In the end and after a little bit more than a couple of bottles of wine, the night called for a disco, so off we went to Casablanca. Verdict: nice disco, but too much of a meat market to me.
Saturday night was more calm. Isabel, a portuguese girl we met at a dinner in the ambassador’s residence, had her birthday, and we found out that fact in the middle of the dinner with her. After that, another bar/disco, it had “blue” somewhere in the name. Less people than the one on Friday, but more of the same.
Common to both was the music: old/african/the same stuff you heard 5 years ago in any other disco in Europe. If I sound too critic, it’s because I don’t like discos, not even in Europe. Why do I keep going there? I have to have something to blog about!
Forget Engadget, in Africa nothing beats AfriGadget!
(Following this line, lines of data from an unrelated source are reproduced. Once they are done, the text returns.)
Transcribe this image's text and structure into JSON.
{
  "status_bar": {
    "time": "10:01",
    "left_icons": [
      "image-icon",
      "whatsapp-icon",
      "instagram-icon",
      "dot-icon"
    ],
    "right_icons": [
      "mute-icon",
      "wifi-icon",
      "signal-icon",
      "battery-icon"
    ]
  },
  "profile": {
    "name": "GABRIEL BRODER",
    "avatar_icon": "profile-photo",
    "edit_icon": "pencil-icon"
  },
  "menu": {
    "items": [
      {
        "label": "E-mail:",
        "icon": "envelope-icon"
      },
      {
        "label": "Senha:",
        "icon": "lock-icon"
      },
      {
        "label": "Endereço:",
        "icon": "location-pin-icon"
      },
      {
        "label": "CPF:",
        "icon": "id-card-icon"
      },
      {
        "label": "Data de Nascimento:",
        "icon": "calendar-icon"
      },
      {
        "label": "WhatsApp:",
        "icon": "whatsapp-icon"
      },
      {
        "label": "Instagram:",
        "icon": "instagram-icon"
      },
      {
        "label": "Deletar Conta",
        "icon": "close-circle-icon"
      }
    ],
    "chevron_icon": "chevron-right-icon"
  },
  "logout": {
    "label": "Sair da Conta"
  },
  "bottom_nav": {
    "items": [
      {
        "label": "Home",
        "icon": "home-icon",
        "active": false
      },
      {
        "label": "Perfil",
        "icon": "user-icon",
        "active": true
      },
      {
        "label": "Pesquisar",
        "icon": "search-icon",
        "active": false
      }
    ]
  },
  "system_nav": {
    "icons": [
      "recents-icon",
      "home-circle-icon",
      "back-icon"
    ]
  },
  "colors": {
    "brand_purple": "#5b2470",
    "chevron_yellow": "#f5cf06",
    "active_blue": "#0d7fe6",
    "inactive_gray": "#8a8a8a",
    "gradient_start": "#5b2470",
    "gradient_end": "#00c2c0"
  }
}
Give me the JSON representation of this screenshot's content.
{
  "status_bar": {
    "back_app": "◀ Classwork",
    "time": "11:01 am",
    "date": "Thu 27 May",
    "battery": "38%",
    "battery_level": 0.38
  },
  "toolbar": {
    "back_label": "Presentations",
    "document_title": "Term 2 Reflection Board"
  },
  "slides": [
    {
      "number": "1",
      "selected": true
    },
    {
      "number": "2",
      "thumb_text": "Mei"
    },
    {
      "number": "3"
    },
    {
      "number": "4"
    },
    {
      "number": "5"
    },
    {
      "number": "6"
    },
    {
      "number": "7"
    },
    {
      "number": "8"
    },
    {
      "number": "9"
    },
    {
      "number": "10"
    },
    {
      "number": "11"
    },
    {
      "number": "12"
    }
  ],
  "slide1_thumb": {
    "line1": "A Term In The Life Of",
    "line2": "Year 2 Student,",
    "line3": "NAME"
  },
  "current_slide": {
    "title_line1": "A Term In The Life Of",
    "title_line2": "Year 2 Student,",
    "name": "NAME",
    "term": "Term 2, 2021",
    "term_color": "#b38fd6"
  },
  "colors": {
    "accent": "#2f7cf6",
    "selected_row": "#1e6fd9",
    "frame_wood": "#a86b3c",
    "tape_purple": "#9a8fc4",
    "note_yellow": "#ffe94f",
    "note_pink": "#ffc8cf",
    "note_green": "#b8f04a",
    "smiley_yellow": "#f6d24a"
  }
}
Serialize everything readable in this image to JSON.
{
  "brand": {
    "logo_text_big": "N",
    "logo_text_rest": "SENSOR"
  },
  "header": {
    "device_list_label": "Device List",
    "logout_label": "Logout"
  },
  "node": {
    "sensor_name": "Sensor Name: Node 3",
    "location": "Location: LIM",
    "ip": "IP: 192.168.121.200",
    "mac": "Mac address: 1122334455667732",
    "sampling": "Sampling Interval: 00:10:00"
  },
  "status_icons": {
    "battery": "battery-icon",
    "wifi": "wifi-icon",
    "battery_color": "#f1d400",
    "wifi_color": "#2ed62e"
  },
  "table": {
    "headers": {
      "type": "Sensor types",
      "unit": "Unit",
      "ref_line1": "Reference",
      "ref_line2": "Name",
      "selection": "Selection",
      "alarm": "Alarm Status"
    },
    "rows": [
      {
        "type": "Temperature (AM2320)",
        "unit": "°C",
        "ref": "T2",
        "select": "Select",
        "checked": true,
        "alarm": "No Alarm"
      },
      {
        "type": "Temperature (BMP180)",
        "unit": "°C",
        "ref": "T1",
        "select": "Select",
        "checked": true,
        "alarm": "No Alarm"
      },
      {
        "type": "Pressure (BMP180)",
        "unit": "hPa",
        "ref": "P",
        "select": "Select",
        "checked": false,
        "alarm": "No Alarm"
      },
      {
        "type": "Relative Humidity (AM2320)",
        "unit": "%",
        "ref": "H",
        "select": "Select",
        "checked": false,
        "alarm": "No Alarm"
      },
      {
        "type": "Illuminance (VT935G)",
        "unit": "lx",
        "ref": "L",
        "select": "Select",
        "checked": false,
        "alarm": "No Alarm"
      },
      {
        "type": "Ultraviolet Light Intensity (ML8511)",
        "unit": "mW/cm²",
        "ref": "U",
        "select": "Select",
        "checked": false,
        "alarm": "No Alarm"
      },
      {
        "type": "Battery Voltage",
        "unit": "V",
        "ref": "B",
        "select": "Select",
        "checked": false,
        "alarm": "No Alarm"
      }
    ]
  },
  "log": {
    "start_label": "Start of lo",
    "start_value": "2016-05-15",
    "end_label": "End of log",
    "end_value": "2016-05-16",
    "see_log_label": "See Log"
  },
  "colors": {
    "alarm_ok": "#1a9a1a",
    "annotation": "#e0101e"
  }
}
Well, it’s been almost two weeks in Nairobi, Kenya, since I got here. Only five more to go… If the time table actually depended on our deployment team.
It’s quite amazing for me to, in the last six months, have already travelled about as much as all my life before, maybe not in kilometres, but for sure in staying length. For the record: more than a month in Poland, a week in Ireland, a week in Mexico and now, again, more than a month in Kenya.
So first, the job.
I’m part of a team of four, deploying the RAID software in Safaricom. And do follow the link, it’s not that kind of RAID.
About that, that’s it.
About the country.
It’s definitely a third world country (should I expect anything else?), and things here move at their own speed. One of the things that most annoy me here is that everyone says “yes” to everything, but it actually doesn’t mean anything: you have to make sure that that “yes” actually is a “yes”, so don’t trust (almost) anyone. I’m thinking this may be common in Africa.
Tourism.
The usual stuff: safaris, souvenirs, very good landscapes… You can follow the photo stream here. I guess the photos look better than actually being there, as the safari was kind of boring (no man eating animals were actually eating).